Have interest rates peaked?

So inflation is down to a single digit (barely) after a period of 6 months. Through this time, there has been a lot of discussion about monetary policy response to this phenomenon – one that seems to beset India every few years. And there will still be some hawks saying the RBI hasn’t done enough, but the fact remains, there wasn’t much the RBI could do in the situation. Inflation was, and still is, largely a supply side issue. And its retreat is a statistical event foretold by many, including me.

But its not as if lower inflation means lower prices. For the month of July 2010, prices have increased by 1.04% in absolute terms, an annualized increase of 12.41%. Inflation has decreased because prices had increased by 1.57% (annualized 18.89%) in July 2009. When Inflation for June 2010 was calculated it analyzed price changes in the period July 2009 – June 2010. This indicated an increase of 10.55%. When inflation for July 2010 is calculated, the relevant period is August 2009 – July 2010. Price changes in July 2009 were excluded from the period and those in July 2010 included. As mentioned earlier, since the rate of price increases was higher in July 2009 than experienced last month, the inflation rate reduced to 9.97%. This is normally termed the “base effect”.

But prices increasing at an annualized rate of 12.41% means that the possibility of inflation rearing up again is still high. Which brings us to the components of current inflation. Looking at last month, prices in the Primary Articles sub-group have increased by 1.85% (annualized 22.24%) and prices in the Fuel, Power, Light & Lubricant sub-group have increased by 3.21% (annualized 38.46%). For the last 12 months these increases are 14.94% and 14.29% respectively. Inflation in the Manufactured Products sub-group over the last one year is 6.15% and for last month, its negative 0.09%. And this would, beyond doubt, present the RBI with its latest challenge.

Falling prices are never good for economic growth. Monetary policy tries to control the rate of increase only and is seldom designed to achieve a decrease. When prices fall, consumption gets delayed, especially in durables, as consumers wait for prices to fall further. Coupled with high interest rates, deflation can stall an economy as consumers save to earn interest and benefit from price decreases. And while there are still some prices in this subgroup which have risen, this hasn’t been enough to stop the index from falling.

The possibility of inflation rising again always exists. But, the base effect in coming months is extremely sharp which reduces the probability significantly. If the index remains constant, meaning prices remain where they were at the end of July, inflation will drop sharply as seen in the table below.

Commodity Name July September November
ALL COMMODITIES 9.97% 8.20% 6.19%
I PRIMARY ARTICLE 14.94% 12.55% 7.63%
II FUEL POWER LIGHT & LUBRICANTS 14.29% 12.13% 11.87%

With Manufactured Products inflation at 6.15% and prices reducing, the situation has reversed. There is no justification for any more rate hikes. And if these prices continue falling, it would be time to cut rates before we know it.
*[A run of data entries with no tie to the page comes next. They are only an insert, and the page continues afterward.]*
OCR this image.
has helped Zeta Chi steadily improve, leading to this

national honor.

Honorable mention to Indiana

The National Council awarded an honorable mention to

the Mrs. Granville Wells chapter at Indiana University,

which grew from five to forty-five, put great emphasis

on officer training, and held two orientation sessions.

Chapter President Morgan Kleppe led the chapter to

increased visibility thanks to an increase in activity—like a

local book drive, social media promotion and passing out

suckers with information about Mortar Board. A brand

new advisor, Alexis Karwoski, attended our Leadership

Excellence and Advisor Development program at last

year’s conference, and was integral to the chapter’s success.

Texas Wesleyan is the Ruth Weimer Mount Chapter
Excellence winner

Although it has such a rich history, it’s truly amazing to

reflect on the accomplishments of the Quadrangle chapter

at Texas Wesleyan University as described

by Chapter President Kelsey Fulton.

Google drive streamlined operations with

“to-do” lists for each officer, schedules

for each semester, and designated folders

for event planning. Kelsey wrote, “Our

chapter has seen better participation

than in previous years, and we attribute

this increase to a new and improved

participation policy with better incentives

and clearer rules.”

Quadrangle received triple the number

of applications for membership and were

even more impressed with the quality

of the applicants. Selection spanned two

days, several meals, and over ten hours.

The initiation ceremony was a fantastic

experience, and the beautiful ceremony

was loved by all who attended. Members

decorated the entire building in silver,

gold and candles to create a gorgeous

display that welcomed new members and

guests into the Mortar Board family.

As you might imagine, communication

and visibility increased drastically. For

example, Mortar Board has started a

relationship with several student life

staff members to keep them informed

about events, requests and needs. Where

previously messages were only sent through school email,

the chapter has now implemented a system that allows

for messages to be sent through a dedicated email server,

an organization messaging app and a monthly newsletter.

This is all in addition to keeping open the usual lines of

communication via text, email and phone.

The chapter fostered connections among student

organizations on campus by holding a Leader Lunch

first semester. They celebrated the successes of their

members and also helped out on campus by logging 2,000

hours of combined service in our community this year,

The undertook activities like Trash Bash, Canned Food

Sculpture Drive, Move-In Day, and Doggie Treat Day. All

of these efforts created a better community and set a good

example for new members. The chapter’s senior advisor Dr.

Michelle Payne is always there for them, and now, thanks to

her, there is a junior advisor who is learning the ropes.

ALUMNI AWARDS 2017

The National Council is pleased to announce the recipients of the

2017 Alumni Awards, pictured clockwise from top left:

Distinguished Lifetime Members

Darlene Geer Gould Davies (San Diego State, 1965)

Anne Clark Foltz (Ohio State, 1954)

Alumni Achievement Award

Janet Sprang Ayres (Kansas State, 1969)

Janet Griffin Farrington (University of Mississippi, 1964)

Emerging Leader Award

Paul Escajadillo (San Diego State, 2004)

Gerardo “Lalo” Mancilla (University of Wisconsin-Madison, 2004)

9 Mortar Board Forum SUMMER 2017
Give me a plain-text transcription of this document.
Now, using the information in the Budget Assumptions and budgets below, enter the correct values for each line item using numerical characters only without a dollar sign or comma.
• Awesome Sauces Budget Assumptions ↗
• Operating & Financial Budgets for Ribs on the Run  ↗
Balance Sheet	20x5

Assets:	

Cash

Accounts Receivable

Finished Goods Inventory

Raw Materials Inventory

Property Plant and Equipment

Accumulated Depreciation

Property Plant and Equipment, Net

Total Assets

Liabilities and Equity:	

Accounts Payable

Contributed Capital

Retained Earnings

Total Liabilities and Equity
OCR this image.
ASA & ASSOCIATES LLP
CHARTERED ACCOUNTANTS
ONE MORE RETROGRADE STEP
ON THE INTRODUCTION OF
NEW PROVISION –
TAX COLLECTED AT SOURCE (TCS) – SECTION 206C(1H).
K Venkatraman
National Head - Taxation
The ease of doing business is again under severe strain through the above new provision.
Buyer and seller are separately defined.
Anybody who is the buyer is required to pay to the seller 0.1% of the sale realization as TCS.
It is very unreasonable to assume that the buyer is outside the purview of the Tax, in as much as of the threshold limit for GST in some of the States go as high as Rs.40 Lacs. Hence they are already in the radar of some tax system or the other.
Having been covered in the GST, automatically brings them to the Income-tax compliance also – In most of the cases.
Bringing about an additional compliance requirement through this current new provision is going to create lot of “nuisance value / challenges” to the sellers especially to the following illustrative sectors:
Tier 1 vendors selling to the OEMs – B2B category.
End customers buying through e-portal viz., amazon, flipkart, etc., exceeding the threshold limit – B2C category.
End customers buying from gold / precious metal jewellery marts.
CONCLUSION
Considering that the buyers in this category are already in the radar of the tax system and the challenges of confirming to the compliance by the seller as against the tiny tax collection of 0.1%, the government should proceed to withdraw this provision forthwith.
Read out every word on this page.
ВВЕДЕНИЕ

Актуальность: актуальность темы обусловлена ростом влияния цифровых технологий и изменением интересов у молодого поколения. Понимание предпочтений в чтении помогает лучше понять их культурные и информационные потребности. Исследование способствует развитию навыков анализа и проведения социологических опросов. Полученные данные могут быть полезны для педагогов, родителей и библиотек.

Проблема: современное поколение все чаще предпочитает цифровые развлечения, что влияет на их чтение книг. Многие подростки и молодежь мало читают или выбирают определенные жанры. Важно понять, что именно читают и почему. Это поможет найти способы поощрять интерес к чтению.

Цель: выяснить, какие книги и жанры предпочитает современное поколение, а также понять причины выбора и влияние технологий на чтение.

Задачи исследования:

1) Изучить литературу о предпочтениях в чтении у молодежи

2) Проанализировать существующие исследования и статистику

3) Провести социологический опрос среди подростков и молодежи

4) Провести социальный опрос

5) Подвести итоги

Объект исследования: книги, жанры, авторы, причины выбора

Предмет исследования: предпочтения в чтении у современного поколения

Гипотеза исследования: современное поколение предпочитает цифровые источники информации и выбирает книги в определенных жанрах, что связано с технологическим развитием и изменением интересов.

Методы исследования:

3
  1. "Falling prices are never good for economic growth"
    "when prices fall, consumption gets delayed, especially in durables, as consumers wait for prices to fall further"

    not true at all.falling prices are the default behavior of an economy which is growing due to increases in productivity. prices of computers and phones and others keep falling and everyone including the sellers and consumers are better off .nobody delays purchasing a mobile today just because tomorow we'll have the same mobile cheaper. people have time preferences and they are different for everyone.an analysis of behavior cannot be done on aggregate .

    what you probably mean to intend is that in a debt based fiat system,inflation is the only sly but silent method of systematically making people that they have higher incomes .
    the best economic growth in the emerging market called as USA came from 1880sto 1914when prices fell by over 50-60% AND was accompanied by a 3-4% real growth.

  2. Yes, I am referring to the current currency system when I write about current events. What can I say - you keep me honest! Thanks for your comments. I really value them immensely.